His 20 year ago, suicidal girlfriend. Ugh help

posted 3 years ago in Emotional
Post # 3
Member
71 posts
Worker bee

[content moderated for trolling]

 

Post # 4
Member
203 posts
Helper bee
  • Wedding: July 2014

@Djacks88:  I’d contact the husband! WOW I am soo sorry you are dealing with this. HUGS! I don’t even know what to say other then I am so sorry.

Post # 5
Member
536 posts
Busy bee

Can’t you report her for harassment?  That might be best because then she can get some help for the suicidal tendencies.

Post # 6
Member
97 posts
Worker bee
  • Wedding: February 1994

@Djacks88:  WOW.  That’s the most ridiculous situation I’ve ever heard of.  That’s rough.  

Has he considered calling the local authorities in her State? He should at least report it to someone and consider getting a restraining order on her. Things like this escalate extremely quickly and can get very dangerous very fast.  The last thing you want is her on your front porch with weapons.  

Edited for spelling mistake

Post # 7
Member
381 posts
Helper bee
  • Wedding: November 2013

Why didn’t your husband block on her fb the moment it turned sour? How did she get the phone number? email address etc? Just seems strange that after 20 years she pops up but has your phone number and email. she’s a major stalker and I’d prob call a police precinct to get advise. 

Post # 8
Member
381 posts
Helper bee
  • Wedding: November 2013

@crazylady:  yea I know but at least it can be “documented” in case she really loses her marbles. 

Post # 9
Member
2355 posts
Buzzing bee
  • Wedding: September 2014

I think one of you should contact her family (not necessarily the husband) to let them know she is making suicidal statements. She may legitimately be suicidal, and simply blocking her could be dangerous for her. Block her after contacting someone.

ETA: Just saw that some of her messages state she literally has a gun held to her head. In that case, notifying her local police could result in a 72 hour hold and evaluation.

 

Post # 10
Member
251 posts
Helper bee

If she is legitimately suicidal can’t they do a 5150 hold? Either way you can call the appropriate authorities and if she is not taken away she will atleast leave you alone because you called her bluff.

Post # 11
Member
1892 posts
Buzzing bee
  • Wedding: September 2014

@Djacks88:  forward all the chats, pics etc to her husband every single time she sends something – I guarantee she will stop.  

Post # 12
Member
748 posts
Busy bee
  • Wedding: May 2014

@Djacks88:  

Wow I’m so sorry you are going through this. I am not a law enforcement professional but took classes in grad school on stalking & this kind of behavior. My advice is

1) block her every way possible immediately

2) do not respond to her directly if she manages to get through the blocking (but make sure to record her contact in a notebook in case you need to get a restraining order later)

3) forward her suicide threats to her local police department and let them deal with it (if they come out and do enough welfare checks without your husband responding, she’ll likely get sick of it. Plus if she’s serious about the suicide you are helping save her iife)

4) if that doesn’t work, restraining order

Post # 13
Member
783 posts
Busy bee
  • Wedding: June 2014

Call 911. They’ll lock that crazy bitch in the psych ward for up to 3 days. Then she will get the help that she desperately needs. The cops won’t do much but the hospital will for sure. After she gets put there, there will be a police record.

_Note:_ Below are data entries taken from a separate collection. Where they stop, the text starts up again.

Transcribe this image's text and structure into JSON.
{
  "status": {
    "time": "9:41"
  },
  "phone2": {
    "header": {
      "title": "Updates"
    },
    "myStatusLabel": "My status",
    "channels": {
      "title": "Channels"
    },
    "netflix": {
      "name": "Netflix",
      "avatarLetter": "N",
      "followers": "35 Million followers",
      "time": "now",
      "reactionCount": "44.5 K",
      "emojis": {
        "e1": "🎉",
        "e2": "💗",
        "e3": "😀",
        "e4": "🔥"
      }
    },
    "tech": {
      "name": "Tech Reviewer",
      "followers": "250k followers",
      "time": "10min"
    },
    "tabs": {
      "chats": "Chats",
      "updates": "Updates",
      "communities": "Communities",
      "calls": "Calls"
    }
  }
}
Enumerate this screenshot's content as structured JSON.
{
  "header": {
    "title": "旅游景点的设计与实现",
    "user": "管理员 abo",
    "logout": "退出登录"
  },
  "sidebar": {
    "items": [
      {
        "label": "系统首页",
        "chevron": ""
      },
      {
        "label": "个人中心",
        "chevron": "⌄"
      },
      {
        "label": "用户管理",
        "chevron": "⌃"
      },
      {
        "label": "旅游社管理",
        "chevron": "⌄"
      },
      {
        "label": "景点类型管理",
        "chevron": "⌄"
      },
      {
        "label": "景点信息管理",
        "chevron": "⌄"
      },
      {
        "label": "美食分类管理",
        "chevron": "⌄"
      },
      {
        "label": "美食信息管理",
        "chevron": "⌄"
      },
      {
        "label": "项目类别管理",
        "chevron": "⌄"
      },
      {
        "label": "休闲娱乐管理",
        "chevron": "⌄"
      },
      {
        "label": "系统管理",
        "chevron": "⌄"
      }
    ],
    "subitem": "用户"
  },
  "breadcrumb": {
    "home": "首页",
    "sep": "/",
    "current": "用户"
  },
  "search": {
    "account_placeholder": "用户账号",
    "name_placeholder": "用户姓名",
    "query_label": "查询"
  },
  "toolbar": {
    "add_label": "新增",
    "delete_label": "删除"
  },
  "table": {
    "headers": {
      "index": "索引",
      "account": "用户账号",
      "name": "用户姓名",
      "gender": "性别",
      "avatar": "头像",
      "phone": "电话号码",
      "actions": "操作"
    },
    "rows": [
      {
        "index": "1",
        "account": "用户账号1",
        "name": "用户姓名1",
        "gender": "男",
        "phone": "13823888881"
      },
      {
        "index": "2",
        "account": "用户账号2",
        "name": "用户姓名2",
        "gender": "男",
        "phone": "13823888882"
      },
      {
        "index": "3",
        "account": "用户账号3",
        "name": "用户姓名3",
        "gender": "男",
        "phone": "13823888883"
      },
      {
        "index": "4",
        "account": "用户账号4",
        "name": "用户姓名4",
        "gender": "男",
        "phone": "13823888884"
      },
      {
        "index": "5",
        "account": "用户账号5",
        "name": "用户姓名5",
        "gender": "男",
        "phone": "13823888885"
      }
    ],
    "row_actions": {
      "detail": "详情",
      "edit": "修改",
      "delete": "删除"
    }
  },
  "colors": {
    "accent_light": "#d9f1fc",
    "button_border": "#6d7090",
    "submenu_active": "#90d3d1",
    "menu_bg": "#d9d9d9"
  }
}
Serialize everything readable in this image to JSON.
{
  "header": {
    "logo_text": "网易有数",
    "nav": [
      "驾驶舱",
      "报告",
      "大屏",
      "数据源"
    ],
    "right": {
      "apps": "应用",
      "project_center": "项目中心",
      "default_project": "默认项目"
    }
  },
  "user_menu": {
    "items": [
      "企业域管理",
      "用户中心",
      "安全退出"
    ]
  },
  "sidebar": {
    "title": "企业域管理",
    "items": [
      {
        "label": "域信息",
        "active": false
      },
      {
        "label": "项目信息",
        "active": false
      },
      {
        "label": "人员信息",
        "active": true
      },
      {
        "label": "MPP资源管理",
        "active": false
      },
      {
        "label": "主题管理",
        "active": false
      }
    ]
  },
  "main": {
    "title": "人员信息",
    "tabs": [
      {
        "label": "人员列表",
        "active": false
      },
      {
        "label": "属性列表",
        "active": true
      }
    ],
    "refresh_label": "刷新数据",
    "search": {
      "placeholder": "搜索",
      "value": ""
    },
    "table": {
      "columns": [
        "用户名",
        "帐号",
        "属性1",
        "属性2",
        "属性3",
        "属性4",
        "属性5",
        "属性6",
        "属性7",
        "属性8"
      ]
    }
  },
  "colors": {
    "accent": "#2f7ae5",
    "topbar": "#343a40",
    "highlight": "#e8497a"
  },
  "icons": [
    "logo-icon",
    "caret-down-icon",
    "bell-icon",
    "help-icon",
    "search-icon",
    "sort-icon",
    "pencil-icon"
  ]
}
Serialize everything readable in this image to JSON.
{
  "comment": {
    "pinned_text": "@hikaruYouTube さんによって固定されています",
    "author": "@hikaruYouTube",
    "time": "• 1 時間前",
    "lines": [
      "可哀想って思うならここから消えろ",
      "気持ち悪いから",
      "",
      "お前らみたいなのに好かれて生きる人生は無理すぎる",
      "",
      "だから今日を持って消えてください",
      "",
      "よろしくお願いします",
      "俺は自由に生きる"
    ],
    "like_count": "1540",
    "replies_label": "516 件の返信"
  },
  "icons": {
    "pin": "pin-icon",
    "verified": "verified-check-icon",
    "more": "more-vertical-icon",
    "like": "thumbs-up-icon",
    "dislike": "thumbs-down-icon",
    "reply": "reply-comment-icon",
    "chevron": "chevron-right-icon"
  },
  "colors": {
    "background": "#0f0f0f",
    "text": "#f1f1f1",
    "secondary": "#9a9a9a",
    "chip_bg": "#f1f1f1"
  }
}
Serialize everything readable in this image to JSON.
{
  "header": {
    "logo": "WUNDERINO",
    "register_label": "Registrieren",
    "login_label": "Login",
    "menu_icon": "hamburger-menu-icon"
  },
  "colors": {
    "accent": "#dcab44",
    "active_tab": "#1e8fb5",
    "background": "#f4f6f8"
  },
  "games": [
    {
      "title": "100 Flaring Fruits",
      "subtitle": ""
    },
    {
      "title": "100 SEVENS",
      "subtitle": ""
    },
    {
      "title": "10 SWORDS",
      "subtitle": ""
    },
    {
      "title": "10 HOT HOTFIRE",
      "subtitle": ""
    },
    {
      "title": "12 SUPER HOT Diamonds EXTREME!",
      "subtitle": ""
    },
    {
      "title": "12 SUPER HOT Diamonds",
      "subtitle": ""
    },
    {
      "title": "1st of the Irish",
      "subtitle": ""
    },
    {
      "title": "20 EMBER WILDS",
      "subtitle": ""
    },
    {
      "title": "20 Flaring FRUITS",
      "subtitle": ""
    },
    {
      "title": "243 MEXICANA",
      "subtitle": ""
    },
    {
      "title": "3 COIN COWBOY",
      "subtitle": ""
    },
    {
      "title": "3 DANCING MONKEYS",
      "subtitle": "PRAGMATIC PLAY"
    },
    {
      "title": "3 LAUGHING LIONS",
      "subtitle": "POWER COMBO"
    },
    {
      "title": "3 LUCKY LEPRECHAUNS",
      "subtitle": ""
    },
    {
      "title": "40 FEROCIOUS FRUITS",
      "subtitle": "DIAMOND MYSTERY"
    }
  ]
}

Best of luck to you both.

Post # 15
Member
463 posts
Helper bee
  • Wedding: December 2014

He should call the local authorities in her state. He needs to report it to someone. Sorry this is happening to you guys.

Post # 16
Member
371 posts
Helper bee
  • Wedding: November 2000

@Djacks88:  

The police will get involved, not because of the harassment, but because of the threat of  ‘violence to themselves or others’. She may be having a breakdown. She may not have done anything like this in in those 20 years. This may not at all be typical on her part.

This is a cry for help, not a simple case of some random woman who can’t take the hint. I’m not saying this is at all a comfortable situation for yourself or your partner, but it is important to find the appropriate authorities to contact in addition to blocking her.

If she’s having extreme thoughts, please keep in mind there are children in the home as well. We have no idea what goes on behind closed doors. She needs help and her children deserve for the adults around her to do something.

ETA: Just saw you mention you’re not sure where she lives, exactly. This does make things tricky. I’m so sorry you’re in this situation. I’d be stuck for an answer in your shoes too.